Related: I’d like to explore how we could do late binding in Nix while retaining the specificity of absolute links.

I’m thinking that builds could get custom trees of dependencies, and they’re built against those.

This would be much like building against /usr, but the “installed” derivation would not be part of this “/usr”.

Then, they get either a wrapper with LD_LIBRARY_PATH or an rpath to their depency tree.

Then, you have a derivation that you can easily change the dependencies of. With the wrapper, you would ideally only have self references, and you could make the wrapper a separate derivation.

You’d have to know when it’s ok to switch dependencies though.

Added bonus is that if the derivation is rewritten for intensional store, it can be verified to remain the same on “light” dependency updates (so no guessing), with just a new wrapper pointing to a different dependency tree and subsequent dependent rebuilds would likely also just need a dependency tree update.

Not sure if the above makes sense. So if a non-late binding build B1 gets updates and becomes build B2, a late binding build L1+W1 might become L1+W2.

The biggest problem are hard-coded strings in binary formats. There is no tooling for that yet.

Right - by doing late binding though, there’s less chance of the strings being hard-coded in the first place.

How do you plan to handle late binding for non-libraries? E.g. paths to other commands, configuration files, data files, etc. that are hardcoded in binaries?

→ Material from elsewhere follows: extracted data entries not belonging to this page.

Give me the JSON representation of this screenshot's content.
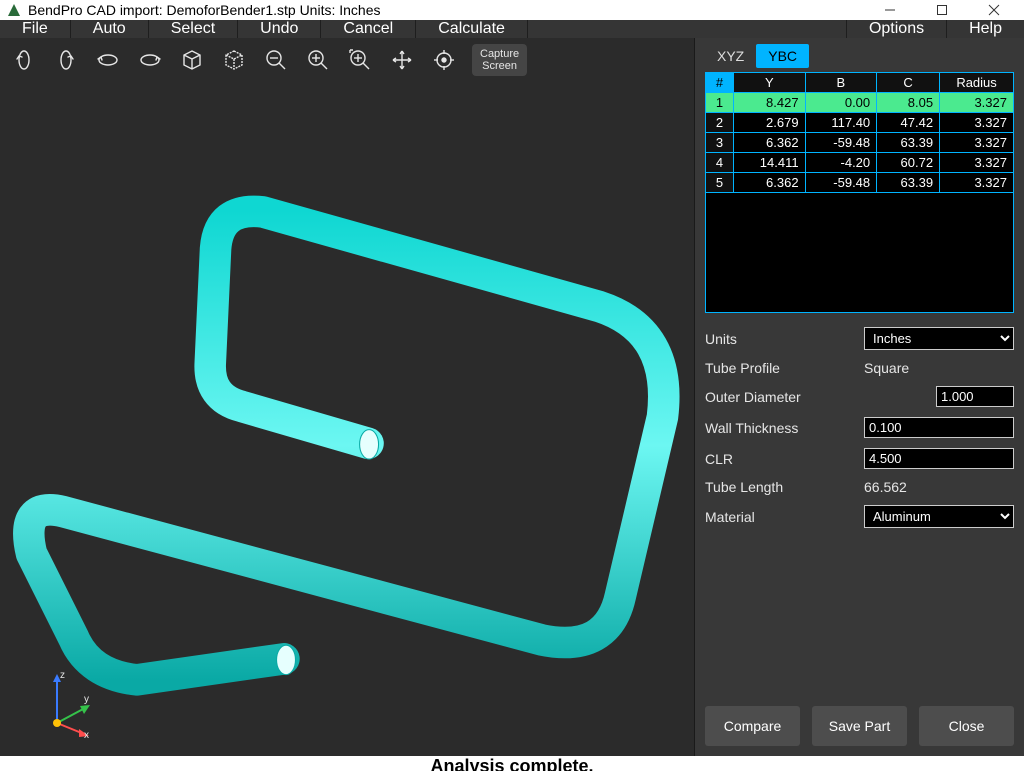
{
  "title": "BendPro CAD import: DemoforBender1.stp  Units: Inches",
  "menu": {
    "file": "File",
    "auto": "Auto",
    "select": "Select",
    "undo": "Undo",
    "cancel": "Cancel",
    "calculate": "Calculate",
    "options": "Options",
    "help": "Help"
  },
  "toolbar": {
    "capture": "Capture\nScreen"
  },
  "tabs": {
    "xyz": "XYZ",
    "ybc": "YBC"
  },
  "bendtable": {
    "headers": {
      "num": "#",
      "y": "Y",
      "b": "B",
      "c": "C",
      "r": "Radius"
    },
    "rows": [
      {
        "n": "1",
        "y": "8.427",
        "b": "0.00",
        "c": "8.05",
        "r": "3.327",
        "hl": true
      },
      {
        "n": "2",
        "y": "2.679",
        "b": "117.40",
        "c": "47.42",
        "r": "3.327"
      },
      {
        "n": "3",
        "y": "6.362",
        "b": "-59.48",
        "c": "63.39",
        "r": "3.327"
      },
      {
        "n": "4",
        "y": "14.411",
        "b": "-4.20",
        "c": "60.72",
        "r": "3.327"
      },
      {
        "n": "5",
        "y": "6.362",
        "b": "-59.48",
        "c": "63.39",
        "r": "3.327"
      }
    ]
  },
  "props": {
    "units_label": "Units",
    "units_value": "Inches",
    "profile_label": "Tube Profile",
    "profile_value": "Square",
    "od_label": "Outer Diameter",
    "od_value": "1.000",
    "wt_label": "Wall Thickness",
    "wt_value": "0.100",
    "clr_label": "CLR",
    "clr_value": "4.500",
    "len_label": "Tube Length",
    "len_value": "66.562",
    "mat_label": "Material",
    "mat_value": "Aluminum"
  },
  "footer": {
    "compare": "Compare",
    "save": "Save Part",
    "close": "Close"
  },
  "status": "Analysis complete.",
  "axis": {
    "x": "x",
    "y": "y",
    "z": "z"
  }
}
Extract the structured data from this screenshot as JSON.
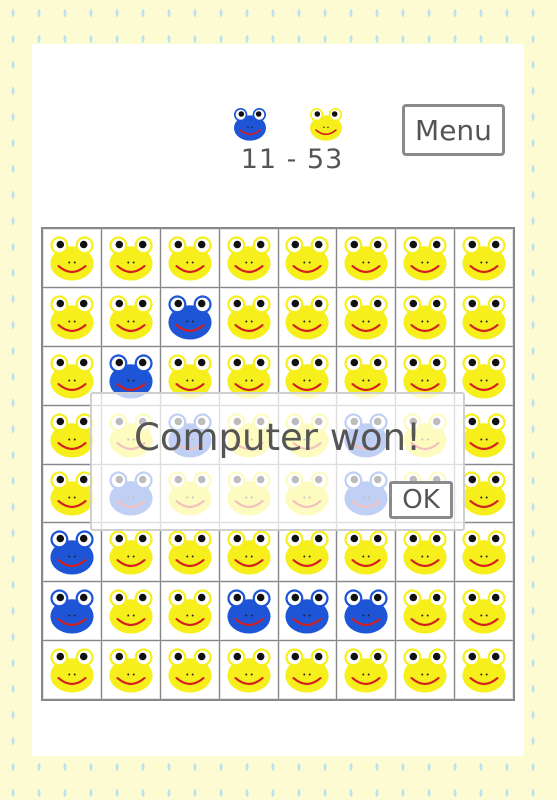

There is definitely no one-size-fits-all possible.

Most software is written with the possibility of being installed at some prefix, so if a package cannot be convinced to look at the dependency tree + the own installed path, there’s most likely the option of creating a dependency tree including the package. This is a circular reference so it would mean copying the package and rewriting the references, not ideal but it should work?

Another thing to consider is when porting it to other OSes like Haiku.